Each of the six director nominees was elected by a plurality of the votes of the holders of shares present in person or represented by proxy and entitled to vote. The proposal to amend the 2024 Equity Compensation Plan was approved by a majority of the votes cast. The proposal to ratify EisnerAmper LLP as the company's independent registered public accounting firm for the fiscal year 2026 was approved by a majority of the votes cast. The proposal to approve on an advisory basis the compensation of the company's named executive officers was approved by a majority of the votes cast. With respect to the advisory vote on the frequency of the future advisory votes on executive compensation of the company's named executive officers, the majority of votes were cast for a frequency of one year.

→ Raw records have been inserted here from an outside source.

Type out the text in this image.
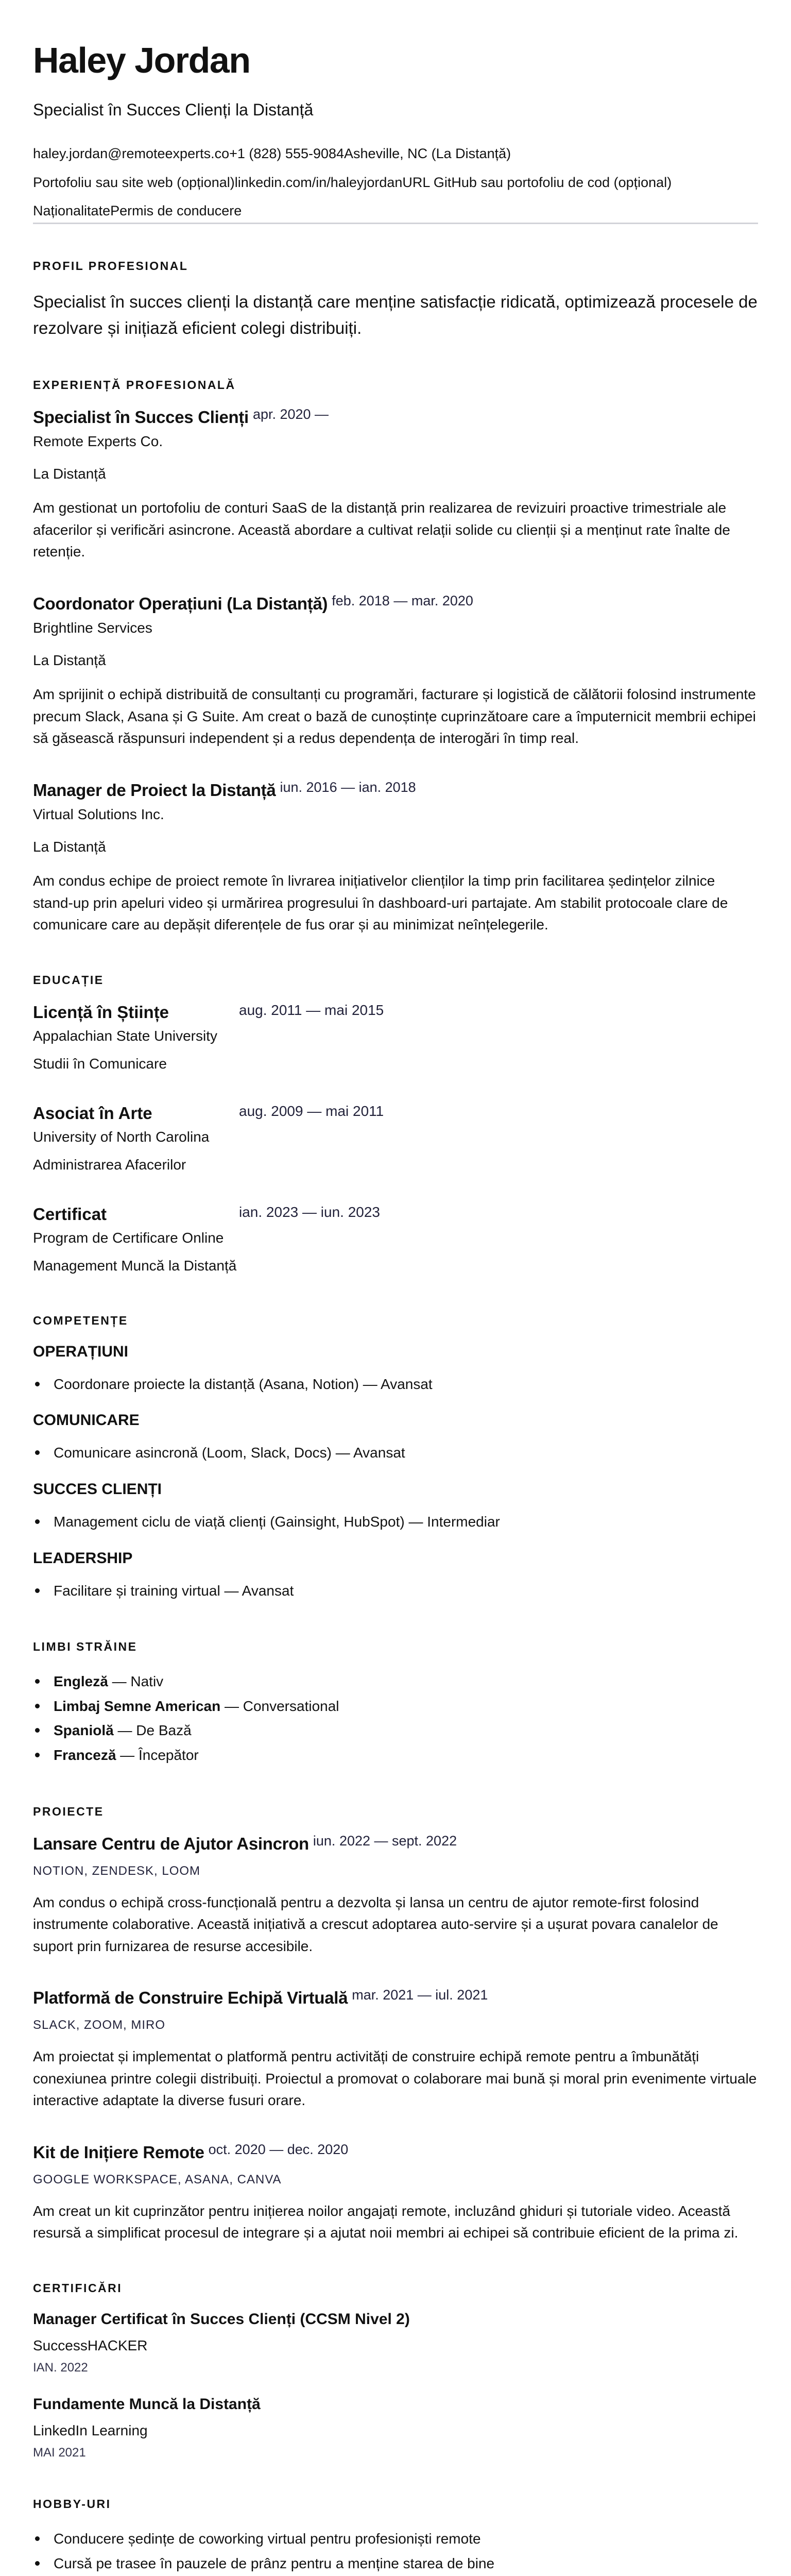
Haley Jordan
Specialist în Succes Clienți la Distanță
haley.jordan@remoteexperts.co+1 (828) 555-9084Asheville, NC (La Distanță)
Portofoliu sau site web (opțional)linkedin.com/in/haleyjordanURL GitHub sau portofoliu de cod (opțional)
NaționalitatePermis de conducere
PROFIL PROFESIONAL

Specialist în succes clienți la distanță care menține satisfacție ridicată, optimizează procesele de rezolvare și inițiază eficient colegi distribuiți.

EXPERIENȚĂ PROFESIONALĂ
Specialist în Succes Clienți apr. 2020 —
Remote Experts Co.
La Distanță

Am gestionat un portofoliu de conturi SaaS de la distanță prin realizarea de revizuiri proactive trimestriale ale afacerilor și verificări asincrone. Această abordare a cultivat relații solide cu clienții și a menținut rate înalte de retenție.

Coordonator Operațiuni (La Distanță) feb. 2018 — mar. 2020
Brightline Services
La Distanță

Am sprijinit o echipă distribuită de consultanți cu programări, facturare și logistică de călătorii folosind instrumente precum Slack, Asana și G Suite. Am creat o bază de cunoștințe cuprinzătoare care a împuternicit membrii echipei să găsească răspunsuri independent și a redus dependența de interogări în timp real.

Manager de Proiect la Distanță iun. 2016 — ian. 2018
Virtual Solutions Inc.
La Distanță

Am condus echipe de proiect remote în livrarea inițiativelor clienților la timp prin facilitarea ședințelor zilnice stand-up prin apeluri video și urmărirea progresului în dashboard-uri partajate. Am stabilit protocoale clare de comunicare care au depășit diferențele de fus orar și au minimizat neînțelegerile.

EDUCAȚIE
Licență în Științe	aug. 2011 — mai 2015
Appalachian State University
Studii în Comunicare
Asociat în Arte	aug. 2009 — mai 2011
University of North Carolina
Administrarea Afacerilor
Certificat	ian. 2023 — iun. 2023
Program de Certificare Online
Management Muncă la Distanță
COMPETENȚE
OPERAȚIUNI
Coordonare proiecte la distanță (Asana, Notion) — Avansat
COMUNICARE
Comunicare asincronă (Loom, Slack, Docs) — Avansat
SUCCES CLIENȚI
Management ciclu de viață clienți (Gainsight, HubSpot) — Intermediar
LEADERSHIP
Facilitare și training virtual — Avansat
LIMBI STRĂINE
Engleză — Nativ
Limbaj Semne American — Conversational
Spaniolă — De Bază
Franceză — Începător
PROIECTE
Lansare Centru de Ajutor Asincron iun. 2022 — sept. 2022
NOTION, ZENDESK, LOOM

Am condus o echipă cross-funcțională pentru a dezvolta și lansa un centru de ajutor remote-first folosind instrumente colaborative. Această inițiativă a crescut adoptarea auto-servire și a ușurat povara canalelor de suport prin furnizarea de resurse accesibile.

Platformă de Construire Echipă Virtuală mar. 2021 — iul. 2021
SLACK, ZOOM, MIRO

Am proiectat și implementat o platformă pentru activități de construire echipă remote pentru a îmbunătăți conexiunea printre colegii distribuiți. Proiectul a promovat o colaborare mai bună și moral prin evenimente virtuale interactive adaptate la diverse fusuri orare.

Kit de Inițiere Remote oct. 2020 — dec. 2020
GOOGLE WORKSPACE, ASANA, CANVA

Am creat un kit cuprinzător pentru inițierea noilor angajați remote, incluzând ghiduri și tutoriale video. Această resursă a simplificat procesul de integrare și a ajutat noii membri ai echipei să contribuie eficient de la prima zi.

CERTIFICĂRI
Manager Certificat în Succes Clienți (CCSM Nivel 2)
SuccessHACKER
IAN. 2022
Fundamente Muncă la Distanță
LinkedIn Learning
MAI 2021
HOBBY-URI
Conducere ședințe de coworking virtual pentru profesioniști remote
Cursă pe trasee în pauzele de prânz pentru a menține starea de bine
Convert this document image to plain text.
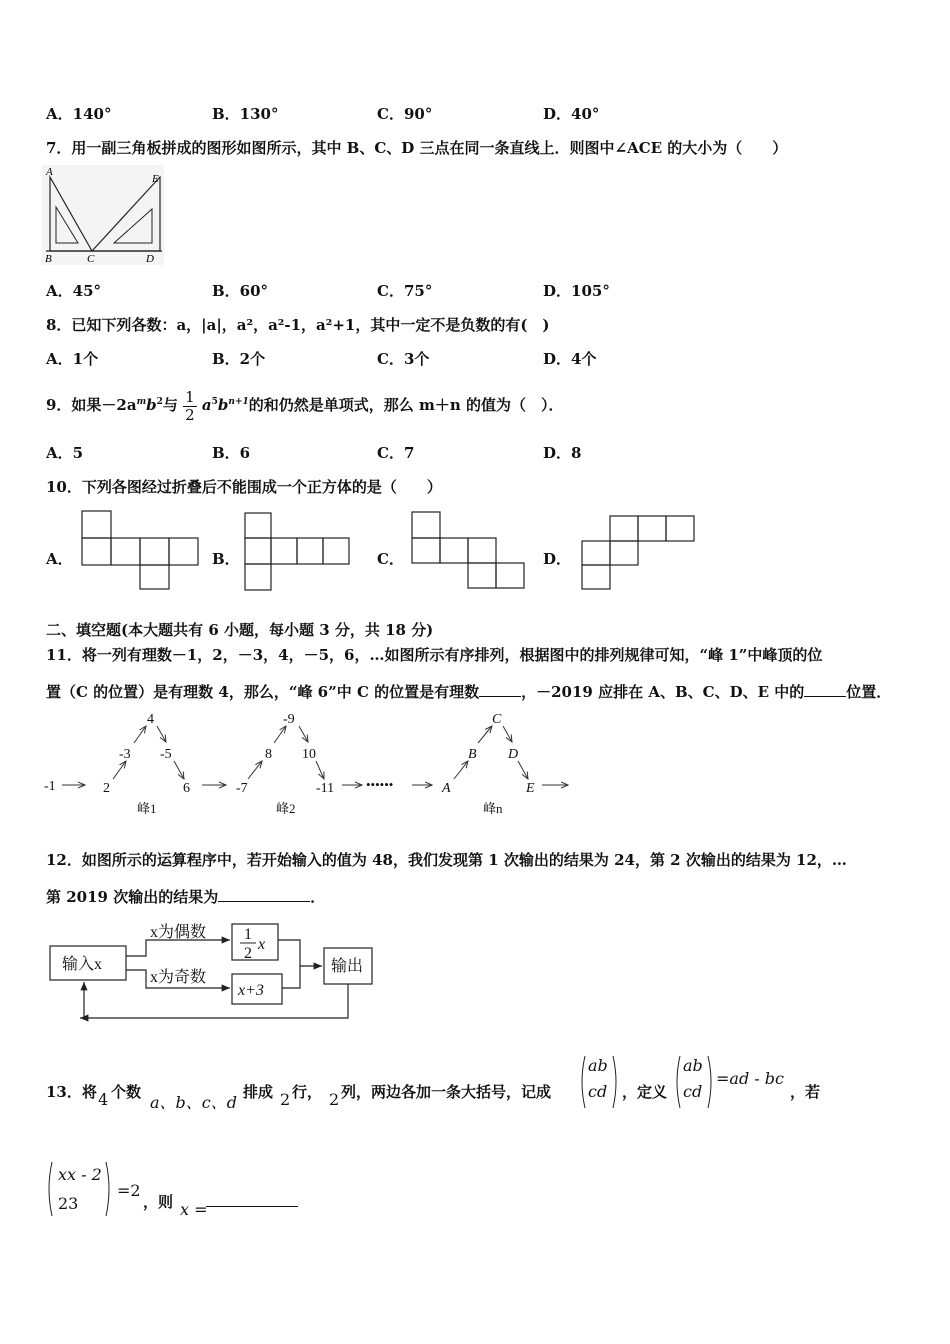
A．140°	B．130°	C．90°	D．40°
7．用一副三角板拼成的图形如图所示，其中 B、C、D 三点在同一条直线上．则图中∠ACE 的大小为（　　）
A
E
B	C	D
A．45°	B．60°	C．75°	D．105°
8．已知下列各数：a，|a|，a²，a²-1，a²+1，其中一定不是负数的有(　)
A．1个	B．2个	C．3个	D．4个
9．如果$-2a^mb^2$与 $\frac{1}{2} a^5b^{n+1}$的和仍然是单项式，那么 m＋n 的值为（　）．
A．5	B．6	C．7	D．8
10．下列各图经过折叠后不能围成一个正方体的是（　　）
A．	B．	C．	D．
二、填空题(本大题共有 6 小题，每小题 3 分，共 18 分)
11．将一列有理数－1，2，－3，4，－5，6，…如图所示有序排列，根据图中的排列规律可知，“峰 1”中峰顶的位
置（C 的位置）是有理数 4，那么，“峰 6”中 C 的位置是有理数	，－2019 应排在 A、B、C、D、E 中的	位置．
-1	2
-3
4
-5
6
峰1
-7
8
-9
10
-11
峰2
••••••	A
B
C
D
E
峰n
12．如图所示的运算程序中，若开始输入的值为 48，我们发现第 1 次输出的结果为 24，第 2 次输出的结果为 12，…
第 2019 次输出的结果为	．
输入x
x为偶数
x为奇数
1
2
x
x+3
输出
13．将 4 个数
a、b、c、d
排成 2 行， 2 列，两边各加一条大括号，记成
ab
cd ，定义
ab
cd
=ad - bc
，若
xx - 2
23
=2
，则 x =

The precise number of votes will be set forth in my written report.
The certificates of the Inspector of Election with the final tabulation will be filed with the minutes of this meeting and the proxies and the ballots will be filed with the corporate records. The final results of each proposal will be disclosed in the company's current report on Form 8-K announcing the results of this annual meeting, which is to be filed within four business days. At this point, I will entertain a motion to adjourn the meeting.
Moved.
I second the motion.
The meeting is adjourned. Thank you all for attending.
This now concludes the meeting. Thank you for joining and have a pleasant day.